The radically leftist National Public Radio reported on another study out of Duke University earlier this year:

Fracking the Marcellus Shale did not pollute groundwater in northwestern West Virginia, but wastewater spills did contaminate surface water, according to a new study from Duke University.

[…]The study was unique in that it monitored drinking water wells and surface water over three years, a longer time period than previous research on the impact of fracking on drinking water. The study also used multiple methods of determining the source of the pollution, and was able to draw on baseline water quality data.

“Based on consistent evidence from comprehensive testing, we found no indication of groundwater contamination over the three-year course of our study,” said Avner Vengosh, professor of geochemistry and water quality at Duke’s Nicholas School of the Environment. ”

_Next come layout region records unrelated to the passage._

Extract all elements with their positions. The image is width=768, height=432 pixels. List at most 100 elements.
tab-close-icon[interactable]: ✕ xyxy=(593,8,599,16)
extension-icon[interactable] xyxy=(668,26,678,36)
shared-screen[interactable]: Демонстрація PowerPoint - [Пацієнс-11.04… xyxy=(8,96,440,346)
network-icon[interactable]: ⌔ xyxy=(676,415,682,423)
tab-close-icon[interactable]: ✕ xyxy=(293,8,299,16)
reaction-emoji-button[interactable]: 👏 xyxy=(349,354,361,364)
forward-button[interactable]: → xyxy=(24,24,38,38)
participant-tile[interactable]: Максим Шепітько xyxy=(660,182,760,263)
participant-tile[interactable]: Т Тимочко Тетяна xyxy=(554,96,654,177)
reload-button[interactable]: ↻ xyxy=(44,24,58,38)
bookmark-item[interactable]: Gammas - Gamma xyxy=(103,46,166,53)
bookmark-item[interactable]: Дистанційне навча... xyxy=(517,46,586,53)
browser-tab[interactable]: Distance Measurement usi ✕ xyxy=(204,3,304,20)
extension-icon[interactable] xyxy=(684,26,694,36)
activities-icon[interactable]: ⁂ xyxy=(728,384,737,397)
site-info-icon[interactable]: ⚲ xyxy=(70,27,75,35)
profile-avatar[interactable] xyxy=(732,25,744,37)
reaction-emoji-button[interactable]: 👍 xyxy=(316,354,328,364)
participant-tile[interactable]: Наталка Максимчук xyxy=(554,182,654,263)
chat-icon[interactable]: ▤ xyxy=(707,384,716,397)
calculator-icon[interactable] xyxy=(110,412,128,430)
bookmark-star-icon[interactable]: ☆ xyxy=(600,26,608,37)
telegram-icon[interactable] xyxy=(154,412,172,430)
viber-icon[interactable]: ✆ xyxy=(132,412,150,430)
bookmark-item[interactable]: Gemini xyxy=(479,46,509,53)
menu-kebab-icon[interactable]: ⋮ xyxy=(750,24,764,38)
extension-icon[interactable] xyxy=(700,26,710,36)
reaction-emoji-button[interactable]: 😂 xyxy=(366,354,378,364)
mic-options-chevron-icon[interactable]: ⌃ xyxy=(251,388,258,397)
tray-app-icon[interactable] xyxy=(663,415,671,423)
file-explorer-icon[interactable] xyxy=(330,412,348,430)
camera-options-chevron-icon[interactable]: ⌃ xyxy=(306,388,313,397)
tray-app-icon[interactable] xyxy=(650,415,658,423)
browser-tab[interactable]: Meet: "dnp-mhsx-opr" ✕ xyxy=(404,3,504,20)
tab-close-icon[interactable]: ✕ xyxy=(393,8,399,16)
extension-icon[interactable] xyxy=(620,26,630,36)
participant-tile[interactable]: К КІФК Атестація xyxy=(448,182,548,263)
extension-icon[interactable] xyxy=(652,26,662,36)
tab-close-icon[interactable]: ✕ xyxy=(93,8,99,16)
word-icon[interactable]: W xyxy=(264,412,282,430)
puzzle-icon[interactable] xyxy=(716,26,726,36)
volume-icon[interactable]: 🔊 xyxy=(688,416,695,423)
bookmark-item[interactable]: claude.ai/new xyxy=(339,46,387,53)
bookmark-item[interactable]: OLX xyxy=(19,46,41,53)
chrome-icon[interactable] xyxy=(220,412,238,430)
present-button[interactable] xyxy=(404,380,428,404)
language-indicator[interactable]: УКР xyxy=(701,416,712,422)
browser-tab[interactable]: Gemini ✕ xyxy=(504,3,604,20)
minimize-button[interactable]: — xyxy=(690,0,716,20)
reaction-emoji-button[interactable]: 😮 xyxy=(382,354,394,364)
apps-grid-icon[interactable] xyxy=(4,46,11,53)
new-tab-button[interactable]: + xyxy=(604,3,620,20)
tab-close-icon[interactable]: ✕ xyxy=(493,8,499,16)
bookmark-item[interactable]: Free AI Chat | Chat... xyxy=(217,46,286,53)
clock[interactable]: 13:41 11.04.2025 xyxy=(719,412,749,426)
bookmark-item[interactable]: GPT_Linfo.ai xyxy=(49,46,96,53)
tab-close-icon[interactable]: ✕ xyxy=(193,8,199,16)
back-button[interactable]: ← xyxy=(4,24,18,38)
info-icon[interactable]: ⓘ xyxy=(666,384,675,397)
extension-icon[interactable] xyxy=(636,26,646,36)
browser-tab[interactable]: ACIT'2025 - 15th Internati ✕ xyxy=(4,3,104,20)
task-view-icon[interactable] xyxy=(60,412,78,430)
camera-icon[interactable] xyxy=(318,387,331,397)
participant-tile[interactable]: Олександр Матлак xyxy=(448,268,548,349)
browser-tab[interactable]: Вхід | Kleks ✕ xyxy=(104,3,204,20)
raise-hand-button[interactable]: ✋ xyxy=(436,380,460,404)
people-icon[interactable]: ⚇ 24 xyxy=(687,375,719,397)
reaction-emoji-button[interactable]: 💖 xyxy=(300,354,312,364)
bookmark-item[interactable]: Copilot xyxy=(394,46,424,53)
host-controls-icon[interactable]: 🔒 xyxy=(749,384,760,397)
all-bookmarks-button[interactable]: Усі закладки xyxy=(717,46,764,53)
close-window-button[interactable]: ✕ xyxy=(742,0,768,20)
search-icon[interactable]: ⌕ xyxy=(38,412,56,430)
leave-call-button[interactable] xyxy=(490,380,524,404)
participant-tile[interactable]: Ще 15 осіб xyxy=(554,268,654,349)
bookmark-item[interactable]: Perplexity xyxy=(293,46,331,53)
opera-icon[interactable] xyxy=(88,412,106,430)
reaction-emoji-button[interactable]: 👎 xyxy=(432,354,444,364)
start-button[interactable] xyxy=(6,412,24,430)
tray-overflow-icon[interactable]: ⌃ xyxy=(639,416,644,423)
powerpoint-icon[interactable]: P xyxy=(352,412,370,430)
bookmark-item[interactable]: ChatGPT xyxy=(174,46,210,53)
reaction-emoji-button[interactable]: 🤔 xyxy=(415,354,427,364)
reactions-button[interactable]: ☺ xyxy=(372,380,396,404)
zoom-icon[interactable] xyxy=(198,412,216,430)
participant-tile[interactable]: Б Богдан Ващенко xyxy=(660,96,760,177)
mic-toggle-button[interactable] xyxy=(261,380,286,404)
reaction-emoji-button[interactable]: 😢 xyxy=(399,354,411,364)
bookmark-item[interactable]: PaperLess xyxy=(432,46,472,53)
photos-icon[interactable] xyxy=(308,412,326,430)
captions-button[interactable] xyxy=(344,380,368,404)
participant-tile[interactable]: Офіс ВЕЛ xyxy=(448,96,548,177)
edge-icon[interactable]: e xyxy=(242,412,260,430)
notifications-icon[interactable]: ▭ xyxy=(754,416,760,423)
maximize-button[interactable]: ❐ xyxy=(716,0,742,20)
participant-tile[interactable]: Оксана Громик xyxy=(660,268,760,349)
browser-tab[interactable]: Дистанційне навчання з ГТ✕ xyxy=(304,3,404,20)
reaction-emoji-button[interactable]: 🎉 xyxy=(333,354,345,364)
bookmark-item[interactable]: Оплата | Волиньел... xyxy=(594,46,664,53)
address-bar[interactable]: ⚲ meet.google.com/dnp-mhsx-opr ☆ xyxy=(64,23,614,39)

[…]The peer-reviewed study was published recently in Geochimica et Cosmochimica Acta, a European journal.

[…]Vengosh said the baseline data, gathered from drinking water wells before shale gas drilling occurred nearby, boosts their confidence in the results. A total of 112 water wells were sampled over three years, with 20 sampled before drilling or fracking occurred.

Now, I know that Democrats will not like this study, but the study was rigorous and thorough:

David Yoxtheimer, a hydrogeologist with Penn State’s Marcellus Center for Outreach and Research, who was not involved in the study, said the report is comprehensive in that it used a number of different tools to determine the source of contamination.

“This is a good example of an objective study,” said Yoxtheimer. “They kept their scientific glasses on and looked at it objectively. It’s the type of science we need more of out there. Collect data without motive and come back and report.”

Prior to this study, we had a peer-reviewed PNAS study:

Now comes a study, conducted by scientists at the University of Texas and published in the Proceedings of the National Academy of Sciences — and co-financed by one of the highest-profile environmentalists in the country — that shows much smaller amounts of methane emissions associated with fracking, far less than environmentalists and the Environmental Protection Agency have contended.

[…]The study, billed as the first to measure the actual emissions of methane from natural gas wells, finds these emissions were, in some cases, only about 2% of the most recent national estimate by the EPA in 2011. An upcoming EPA rule, effective January 2015, requires all methane to be captured when liquids are removed after drilling.

[…]“For those wells with methane capture or control, 99% of the potential emissions were captured or controlled,” the study notes.

[…]Thanks in large part to fracking, energy-related carbon dioxide emissions in 2012 were the lowest in the U.S. since 1994, at 5.3 billion metric tons. With the exception of 2010, emissions have declined every year since 2007.

Prior to that study, there was this report from the far-left EPA, also reported in the radically leftist National Public Radio.

Excerpt:

The Environmental Protection Agency says it finds no evidence that hydraulic fracturing — better known as fracking — has led to widespread pollution of drinking water. The oil industry and its backers welcome the long-awaited study while environmental groups criticize it.

“We found the hydraulic fracturing activities in the United States are carried out in a way that has not led to widespread systemic impacts on drinking water resources,” says Tom Burke, Science Advisor and Deputy Assistant Administrator of EPA’s Office of Research and Development. “In fact, the number of documented impacts to drinking water resources is relatively low when compared to the number of fractured wells,” he adds.

The EPA’s draft assessment was conducted at the request of Congress. “It is the most complete compilation of scientific data to date,” says Burke, “including over 950 sources of information, published papers, numerous technical reports, information from stakeholders and peer-reviewed EPA scientific reports.”

Fracking reduces air pollution and lowers energy costs for consumers and businesses that employ consumers. What’s not to like? People on the political right like fracking, because they are aware of the science in these studies. People on the left hate science, and so they hate fracking. They don’t let science inform their views.